Collectively looking at the picture, it is clear White House statements suggesting this was a small, uncoordinated, non-representive cadre of thugs are simply untrue. Pictures alone show that the mob was massive, persisted for hours, and was well armed. Further, it appears that jumping to blame a video made in a free country that protects free speech is grossly reactionary and premature. In fact, it appear now that the immediate use of this explanation may be done for political reasons to spin attention from the fact that a very real Al Qaeda threat has been created in Libya by a deliberate, yet ill-conceived plan by the White House.
From a security perspective, it is clear the U.S. Embassy in Libya was not prepared and significantly underestimated the threat. From a manpower perspective, it is the host nation’s responsiblity to protect foreign diplomats, but common sense should dictate a robust security staff for any high-threat country like Libya. More “shooters” would likely have repulsed the attack and saved the Ambassador and other Americans. Further, accepting the risk of using a temporary building rather than a purpose-built embassy that incorporated the latest security and defensive measures in a high-threat nation was a critical failure. Warnings about the poor state of security readiness have been raised for years and were not implemented in a timely fashion. The decision to stay in a soft compound approaches reckless and stupid since the country threat was known to be high. Not only is it still not stable and internecine post-revolution violence continues, but a bomb was planted in front of the US Consulate in June that detonated wounding a local guard.
On the intelligence front, the CIA and Department of State threat intelligence organizations failed to effectively warn of this impending storm. This is the second massive failure in as many weeks. The previous weekend a US Consulate Peshawar motorcade was obliterated in a vehicle borne suicide bombing attack in Pakistan resulting in the wounding of two outstanding and highly experienced American security specialists.

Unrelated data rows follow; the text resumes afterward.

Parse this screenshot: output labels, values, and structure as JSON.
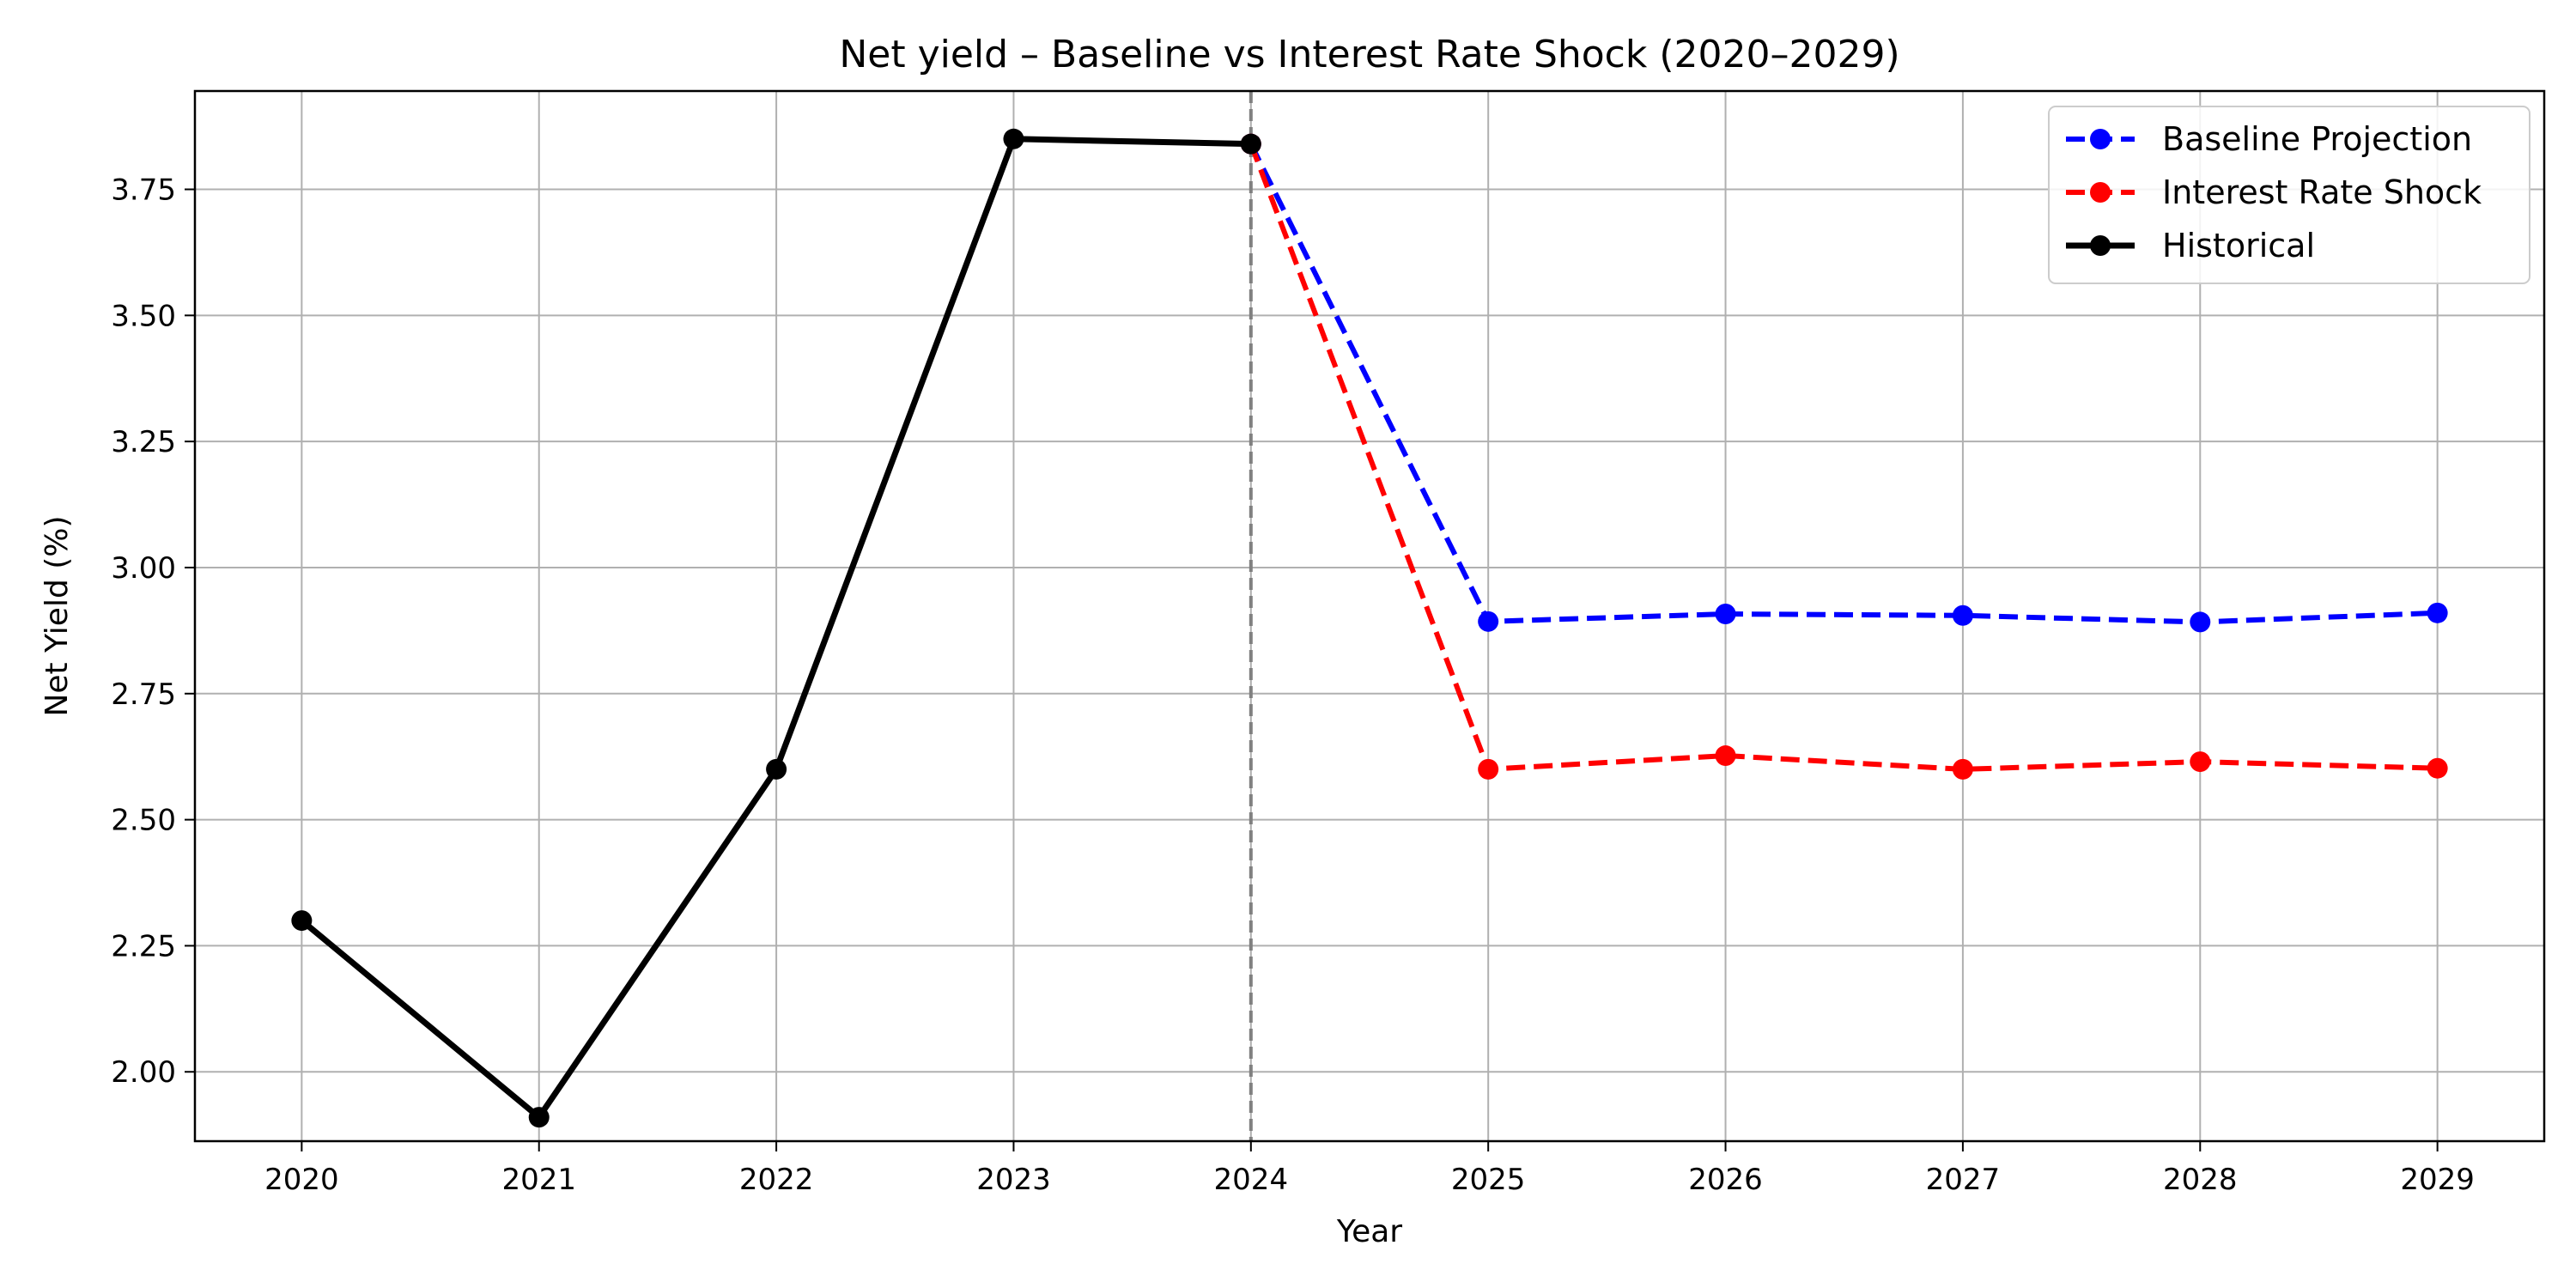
{
  "chart_data": {
    "type": "line",
    "title": "Net yield – Baseline vs Interest Rate Shock (2020–2029)",
    "xlabel": "Year",
    "ylabel": "Net Yield (%)",
    "xlim": [
      2019.55,
      2029.45
    ],
    "ylim": [
      1.8625,
      3.945
    ],
    "x_ticks": [
      2020,
      2021,
      2022,
      2023,
      2024,
      2025,
      2026,
      2027,
      2028,
      2029
    ],
    "x_tick_labels": [
      "2020",
      "2021",
      "2022",
      "2023",
      "2024",
      "2025",
      "2026",
      "2027",
      "2028",
      "2029"
    ],
    "y_ticks": [
      2.0,
      2.25,
      2.5,
      2.75,
      3.0,
      3.25,
      3.5,
      3.75
    ],
    "y_tick_labels": [
      "2.00",
      "2.25",
      "2.50",
      "2.75",
      "3.00",
      "3.25",
      "3.50",
      "3.75"
    ],
    "grid": true,
    "legend_position": "top-right",
    "vertical_marker": {
      "x": 2024,
      "color": "#808080",
      "style": "dashed"
    },
    "series": [
      {
        "name": "Baseline Projection",
        "color": "#0000ff",
        "style": "dashed",
        "x": [
          2024,
          2025,
          2026,
          2027,
          2028,
          2029
        ],
        "y": [
          3.84,
          2.893,
          2.908,
          2.905,
          2.892,
          2.91
        ]
      },
      {
        "name": "Interest Rate Shock",
        "color": "#ff0000",
        "style": "dashed",
        "x": [
          2024,
          2025,
          2026,
          2027,
          2028,
          2029
        ],
        "y": [
          3.84,
          2.6,
          2.627,
          2.6,
          2.615,
          2.602
        ]
      },
      {
        "name": "Historical",
        "color": "#000000",
        "style": "solid",
        "x": [
          2020,
          2021,
          2022,
          2023,
          2024
        ],
        "y": [
          2.3,
          1.91,
          2.6,
          3.85,
          3.84
        ]
      }
    ]
  }
}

All of this points to the single responsible person, the ambassador. The ambassador is charged with the ultimate care and safety of all United States citizens in his country and as such, this disaster is a direct result of his leadership and guidance. Much like a ship’s captain going down with the ship, Ambassador Stevens went down with his ship. Sadly, Ambassador Stevens appears to have been a dedicated, well-liked, and highly educated diplomat, but failed to recognize the difference between the ground truth and ideological concepts. For this, he and at least three other Americans unnecessarily paid the ultimate price.